第2章 さよなら、愛しい人【伊黒小芭内】
鬼の気配を辿り、村の北側を目指していた。
そこには小物であろう鬼が数体いた。
手間取ることなく、鬼の頸を斬ることができた。
「…雪柳が遅い…さほど広くないのに、時間がかかり過ぎだ」
そう呟いたとき、雪柳が連れている鴉が飛んでくるのが見えた。
「!?どうした!雪柳になにかあったかのか!?」
「オソラク 十二鬼月!椿姫 血鬼術!捕マッタ!」
鴉はバサバサと翼を動かし、先導する。
血鬼術で捕まった…雪柳は無事なのか、背中に冷や汗が流れた。
俺は南東の方角にあるさほど大きくない山に連れてこられた。
近づくにつれて、鬼の気配がある。
「…下弦か…?」
日輪刀に手を置き、山へ足を踏み入れた。
しばらく歩くと、血が点々と落ちているのが目に入った。
「…まだ新しい……雪柳ーっ!」
俺は周りを見渡しながら声を上げた。
この声が聞こえれば、雪柳本人が来る可能性もある、そう思ったからだ。
「また、鬼狩りか…」
山の頂上の方から声が聞こえた。
そちらを見ると、雪柳が倒れているのが見えた。
所々赤く染まっていて、少なからず血を流しているようだった。
「…お前が、やったのか?」
俺は日輪刀を鞘から抜き取った。
「あぁ、オレがやった。

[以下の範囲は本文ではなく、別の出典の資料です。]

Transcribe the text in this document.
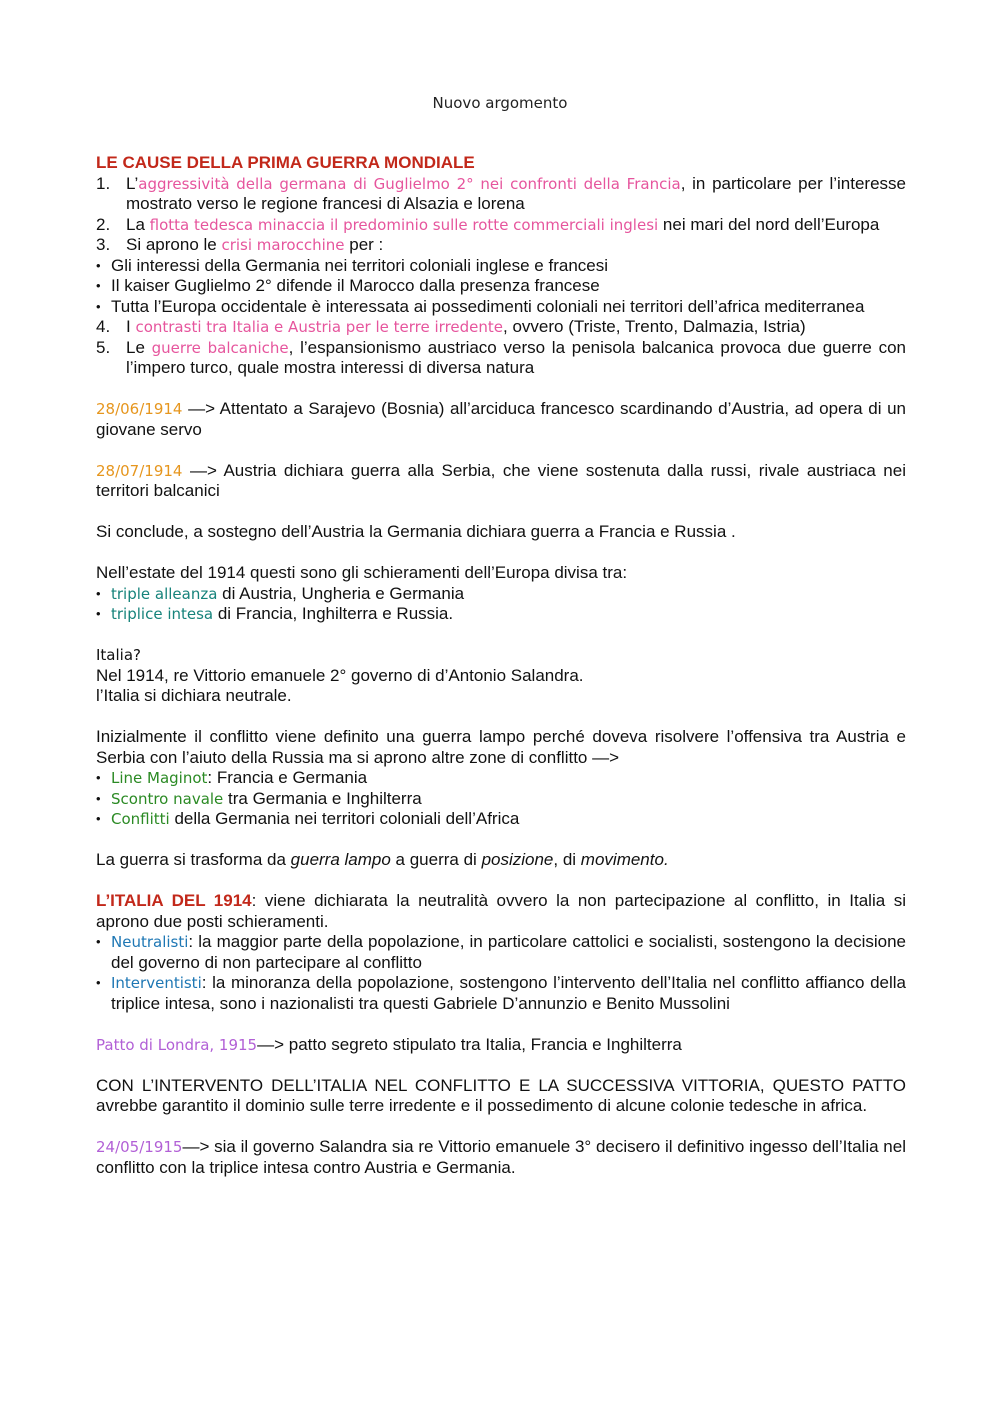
Nuovo argomento

LE CAUSE DELLA PRIMA GUERRA MONDIALE

1. L’aggressività della germana di Guglielmo 2° nei confronti della Francia, in particolare per l’interesse mostrato verso le regione francesi di Alsazia e lorena
2. La flotta tedesca minaccia il predominio sulle rotte commerciali inglesi nei mari del nord dell’Europa
3. Si aprono le crisi marocchine per :
• Gli interessi della Germania nei territori coloniali inglese e francesi
• Il kaiser Guglielmo 2° difende il Marocco dalla presenza francese
• Tutta l’Europa occidentale è interessata ai possedimenti coloniali nei territori dell’africa mediterranea
4. I contrasti tra Italia e Austria per le terre irredente, ovvero (Triste, Trento, Dalmazia, Istria)
5. Le guerre balcaniche, l’espansionismo austriaco verso la penisola balcanica provoca due guerre con l’impero turco, quale mostra interessi di diversa natura

28/06/1914 —> Attentato a Sarajevo (Bosnia) all’arciduca francesco scardinando d’Austria, ad opera di un giovane servo

28/07/1914 —> Austria dichiara guerra alla Serbia, che viene sostenuta dalla russi, rivale austriaca nei territori balcanici

Si conclude, a sostegno dell’Austria la Germania dichiara guerra a Francia e Russia .

Nell’estate del 1914 questi sono gli schieramenti dell’Europa divisa tra:

• triple alleanza di Austria, Ungheria e Germania
• triplice intesa di Francia, Inghilterra e Russia.

Italia?

Nel 1914, re Vittorio emanuele 2° governo di d’Antonio Salandra.

l’Italia si dichiara neutrale.

Inizialmente il conflitto viene definito una guerra lampo perché doveva risolvere l’offensiva tra Austria e Serbia con l’aiuto della Russia ma si aprono altre zone di conflitto —>

• Line Maginot: Francia e Germania
• Scontro navale tra Germania e Inghilterra
• Conflitti della Germania nei territori coloniali dell’Africa

La guerra si trasforma da guerra lampo a guerra di posizione, di movimento.

L’ITALIA DEL 1914: viene dichiarata la neutralità ovvero la non partecipazione al conflitto, in Italia si aprono due posti schieramenti.

• Neutralisti: la maggior parte della popolazione, in particolare cattolici e socialisti, sostengono la decisione del governo di non partecipare al conflitto
• Interventisti: la minoranza della popolazione, sostengono l’intervento dell’Italia nel conflitto affianco della triplice intesa, sono i nazionalisti tra questi Gabriele D’annunzio e Benito Mussolini

Patto di Londra, 1915—> patto segreto stipulato tra Italia, Francia e Inghilterra

CON L’INTERVENTO DELL’ITALIA NEL CONFLITTO E LA SUCCESSIVA VITTORIA, QUESTO PATTO avrebbe garantito il dominio sulle terre irredente e il possedimento di alcune colonie tedesche in africa.

24/05/1915—> sia il governo Salandra sia re Vittorio emanuele 3° decisero il definitivo ingesso dell’Italia nel conflitto con la triplice intesa contro Austria e Germania.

あの娘の血は美味い。いい匂いがするからなぁ」
鬼はニヤリと笑い、舌舐めずりした。
「この村の女のように慰み者になってもらおうかね」
その鬼の一言で俺は頭にきたらしい。
一瞬にして鬼の頭と身体が離れて、転がっていた。
鬼は消えながら口を開いた。
「あの女…苦しむぞ…」
消える前にニヤリと笑うのが視界の端で見えた。
それを気にすることなく、倒れている雪柳に近づいた。
遠目では分からなかったが、少し様子がおかしいことに気が付いた。
「雪柳…?」
俺は雪柳に近づき、肩に触れた。
雪柳は身体をびくりと震わせ、潤んだ瞳で俺を見上げた。
なぜか頬を赤く染め、息が荒い。
『っ…は、ぁ…はぁ…』
「どうした?大丈夫か?」
雪柳は小さく頷くと、起き上がろうと腕に力を入れるが、上手く力を入れられないのかそのまま倒れ込む。